The mechanical coupling between bone and skeletal muscle was assumed the only interaction between them. Skeletal muscles attach to the bone via tendons and use bone as a lever for contraction, which thus generates force and causes movement in our body. The mechanical loading from muscle contraction strengthed the bone. For instance, a study examined the relationship of bone mineral density and muscle mass with different types of exercise training in young girls (7-9 year-olds; 14 gymnasts, 14 swimmers, and 17 controls). They found that even though gymnasts weigh less, they have greater bone mineral density per unit than swimmers and controls (doi: 10.1097/00005768-199610000-00006). On the other hand, it has been well-documented that paralysis exacerbates the development of osteoporosis. The mechanical loading on the bone does have a positive association with bone density.
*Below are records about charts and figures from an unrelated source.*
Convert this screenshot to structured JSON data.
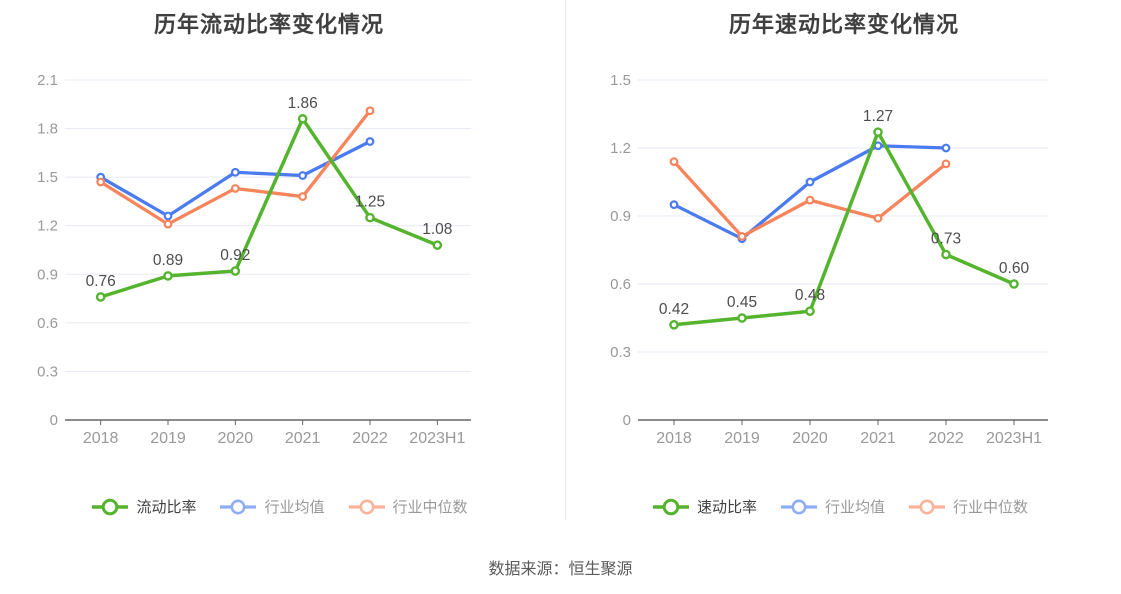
{
  "source_note": "数据来源：恒生聚源",
  "colors": {
    "green": "#55B42D",
    "blue": "#4B7BF0",
    "orange": "#F8845C",
    "grid": "#E5EAF5",
    "axis": "#666666",
    "tick_label": "#999999",
    "value_label": "#4D4D4D",
    "title": "#3F3F3F",
    "legend_active_label": "#404040",
    "legend_muted_label": "#999999",
    "divider": "#E8E8EB",
    "background": "#FFFFFF"
  },
  "chart_data": [
    {
      "type": "line",
      "title": "历年流动比率变化情况",
      "categories": [
        "2018",
        "2019",
        "2020",
        "2021",
        "2022",
        "2023H1"
      ],
      "xlabel": "",
      "ylabel": "",
      "ylim": [
        0,
        2.1
      ],
      "yticks": [
        "0",
        "0.3",
        "0.6",
        "0.9",
        "1.2",
        "1.5",
        "1.8",
        "2.1"
      ],
      "grid": true,
      "legend_position": "bottom",
      "series": [
        {
          "name": "流动比率",
          "color_key": "green",
          "values": [
            0.76,
            0.89,
            0.92,
            1.86,
            1.25,
            1.08
          ],
          "point_labels": [
            "0.76",
            "0.89",
            "0.92",
            "1.86",
            "1.25",
            "1.08"
          ]
        },
        {
          "name": "行业均值",
          "color_key": "blue",
          "values": [
            1.5,
            1.26,
            1.53,
            1.51,
            1.72,
            null
          ],
          "point_labels": null
        },
        {
          "name": "行业中位数",
          "color_key": "orange",
          "values": [
            1.47,
            1.21,
            1.43,
            1.38,
            1.91,
            null
          ],
          "point_labels": null
        }
      ]
    },
    {
      "type": "line",
      "title": "历年速动比率变化情况",
      "categories": [
        "2018",
        "2019",
        "2020",
        "2021",
        "2022",
        "2023H1"
      ],
      "xlabel": "",
      "ylabel": "",
      "ylim": [
        0,
        1.5
      ],
      "yticks": [
        "0",
        "0.3",
        "0.6",
        "0.9",
        "1.2",
        "1.5"
      ],
      "grid": true,
      "legend_position": "bottom",
      "series": [
        {
          "name": "速动比率",
          "color_key": "green",
          "values": [
            0.42,
            0.45,
            0.48,
            1.27,
            0.73,
            0.6
          ],
          "point_labels": [
            "0.42",
            "0.45",
            "0.48",
            "1.27",
            "0.73",
            "0.60"
          ]
        },
        {
          "name": "行业均值",
          "color_key": "blue",
          "values": [
            0.95,
            0.8,
            1.05,
            1.21,
            1.2,
            null
          ],
          "point_labels": null
        },
        {
          "name": "行业中位数",
          "color_key": "orange",
          "values": [
            1.14,
            0.81,
            0.97,
            0.89,
            1.13,
            null
          ],
          "point_labels": null
        }
      ]
    }
  ]
}
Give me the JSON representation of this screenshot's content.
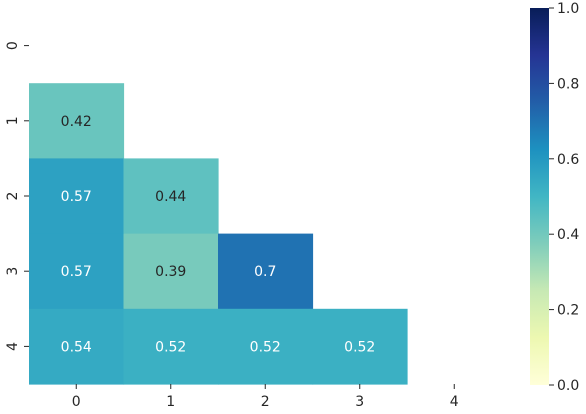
{
  "chart_data": {
    "type": "heatmap",
    "title": "",
    "xlabel": "",
    "ylabel": "",
    "x_categories": [
      "0",
      "1",
      "2",
      "3",
      "4"
    ],
    "y_categories": [
      "0",
      "1",
      "2",
      "3",
      "4"
    ],
    "mask": "upper-triangle-including-diagonal",
    "cells": [
      {
        "row": 1,
        "col": 0,
        "value": 0.42,
        "label": "0.42"
      },
      {
        "row": 2,
        "col": 0,
        "value": 0.57,
        "label": "0.57"
      },
      {
        "row": 2,
        "col": 1,
        "value": 0.44,
        "label": "0.44"
      },
      {
        "row": 3,
        "col": 0,
        "value": 0.57,
        "label": "0.57"
      },
      {
        "row": 3,
        "col": 1,
        "value": 0.39,
        "label": "0.39"
      },
      {
        "row": 3,
        "col": 2,
        "value": 0.7,
        "label": "0.7"
      },
      {
        "row": 4,
        "col": 0,
        "value": 0.54,
        "label": "0.54"
      },
      {
        "row": 4,
        "col": 1,
        "value": 0.52,
        "label": "0.52"
      },
      {
        "row": 4,
        "col": 2,
        "value": 0.52,
        "label": "0.52"
      },
      {
        "row": 4,
        "col": 3,
        "value": 0.52,
        "label": "0.52"
      }
    ],
    "colorbar": {
      "colormap": "YlGnBu",
      "range": [
        0.0,
        1.0
      ],
      "ticks": [
        "0.0",
        "0.2",
        "0.4",
        "0.6",
        "0.8",
        "1.0"
      ]
    },
    "colors": {
      "dark_text": "#262626",
      "light_text": "#ffffff",
      "tick": "#262626"
    }
  }
}
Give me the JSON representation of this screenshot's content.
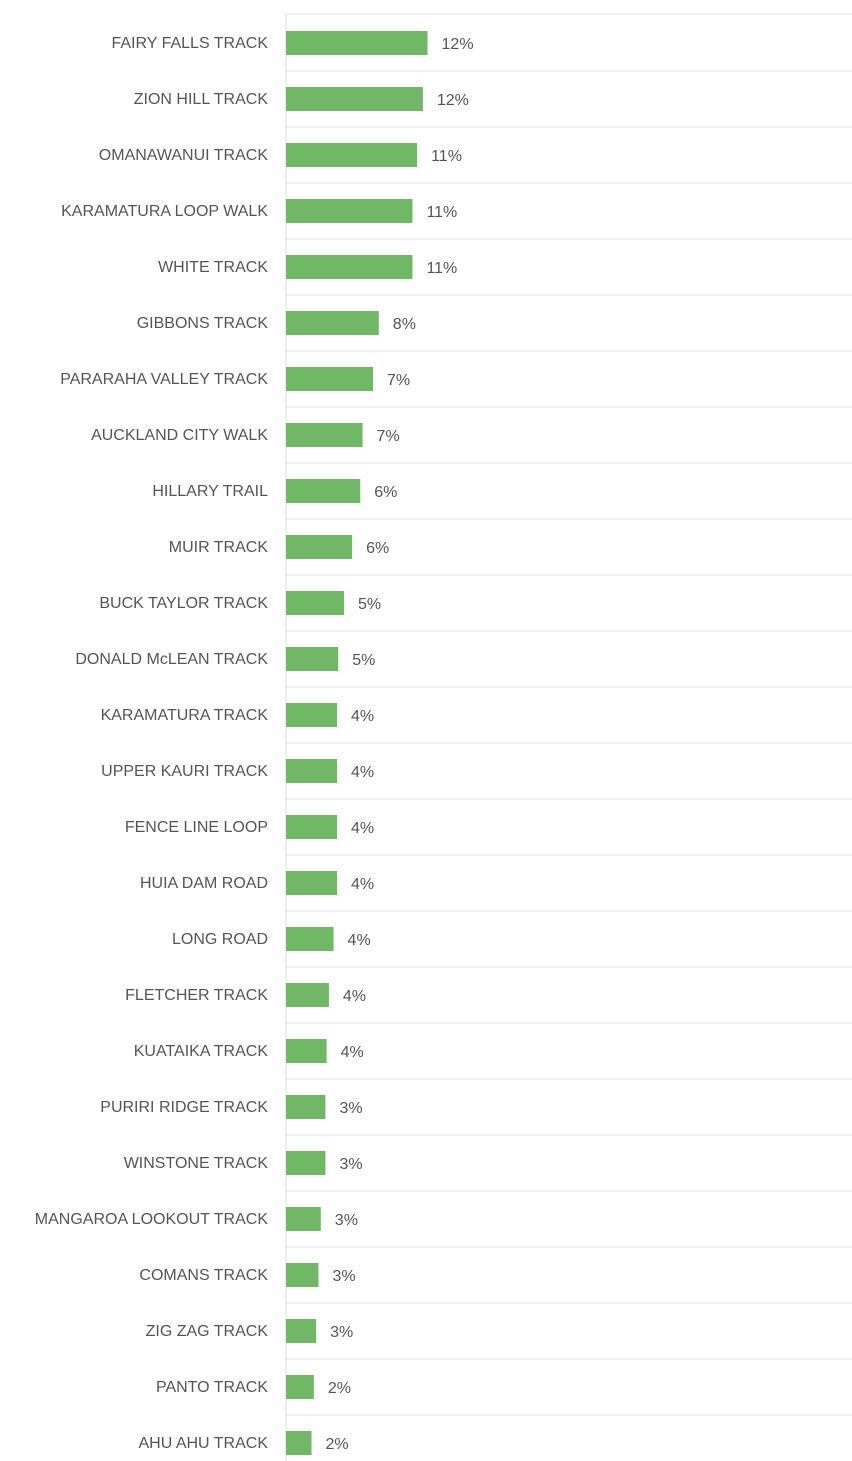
{
  "chart_data": {
    "type": "bar",
    "orientation": "horizontal",
    "title": "",
    "xlabel": "",
    "ylabel": "",
    "grid": true,
    "legend": "none",
    "bar_color": "#70b865",
    "categories": [
      "FAIRY FALLS TRACK",
      "ZION HILL TRACK",
      "OMANAWANUI TRACK",
      "KARAMATURA LOOP WALK",
      "WHITE TRACK",
      "GIBBONS TRACK",
      "PARARAHA VALLEY TRACK",
      "AUCKLAND CITY WALK",
      "HILLARY TRAIL",
      "MUIR TRACK",
      "BUCK TAYLOR TRACK",
      "DONALD McLEAN TRACK",
      "KARAMATURA TRACK",
      "UPPER KAURI TRACK",
      "FENCE LINE LOOP",
      "HUIA DAM ROAD",
      "LONG ROAD",
      "FLETCHER TRACK",
      "KUATAIKA TRACK",
      "PURIRI RIDGE TRACK",
      "WINSTONE TRACK",
      "MANGAROA LOOKOUT TRACK",
      "COMANS TRACK",
      "ZIG ZAG TRACK",
      "PANTO TRACK",
      "AHU AHU TRACK"
    ],
    "values": [
      12.2,
      11.8,
      11.3,
      10.9,
      10.9,
      8.0,
      7.5,
      6.6,
      6.4,
      5.7,
      5.0,
      4.5,
      4.4,
      4.4,
      4.4,
      4.4,
      4.1,
      3.7,
      3.5,
      3.4,
      3.4,
      3.0,
      2.8,
      2.6,
      2.4,
      2.2
    ],
    "value_labels": [
      "12%",
      "12%",
      "11%",
      "11%",
      "11%",
      "8%",
      "7%",
      "7%",
      "6%",
      "6%",
      "5%",
      "5%",
      "4%",
      "4%",
      "4%",
      "4%",
      "4%",
      "4%",
      "4%",
      "3%",
      "3%",
      "3%",
      "3%",
      "3%",
      "2%",
      "2%"
    ]
  }
}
In addition to the physical interaction between bone and skeletal muscle, many studies suggest that they could also communicate chemically and metabolically (Figure 2-1). Recently, bone and skeletal muscle have been reclassified as secretory organs. High magnitude mechanical loading stimulates both bone and skeletal muscle secreting the positive factors for the other’s growth and functions. For example, β-aminoisobutyric acid (BAIBA) is secreted from skeletal muscle after exercise and has been shown to prevent bone loss from immobilization in mice (doi: 10.1016/j.celrep.2018.01.041). The positive association with BAIBA and hip bone mineral density have also been observed in human (doi: 10.1038/s42003-020-0766-y). Osteocalcin, which is exclusively expressed in the bone, has been shown to promote glucose uptake and utilization in skeletal muscle during exercise (doi: 10.1016/j.cmet.2016.05.004).
Decoding the communication between bone and skeletal muscle could provide the new therapies to treat these two highly related aging-associated diseases: osteoporosis and sarcopenia at one go.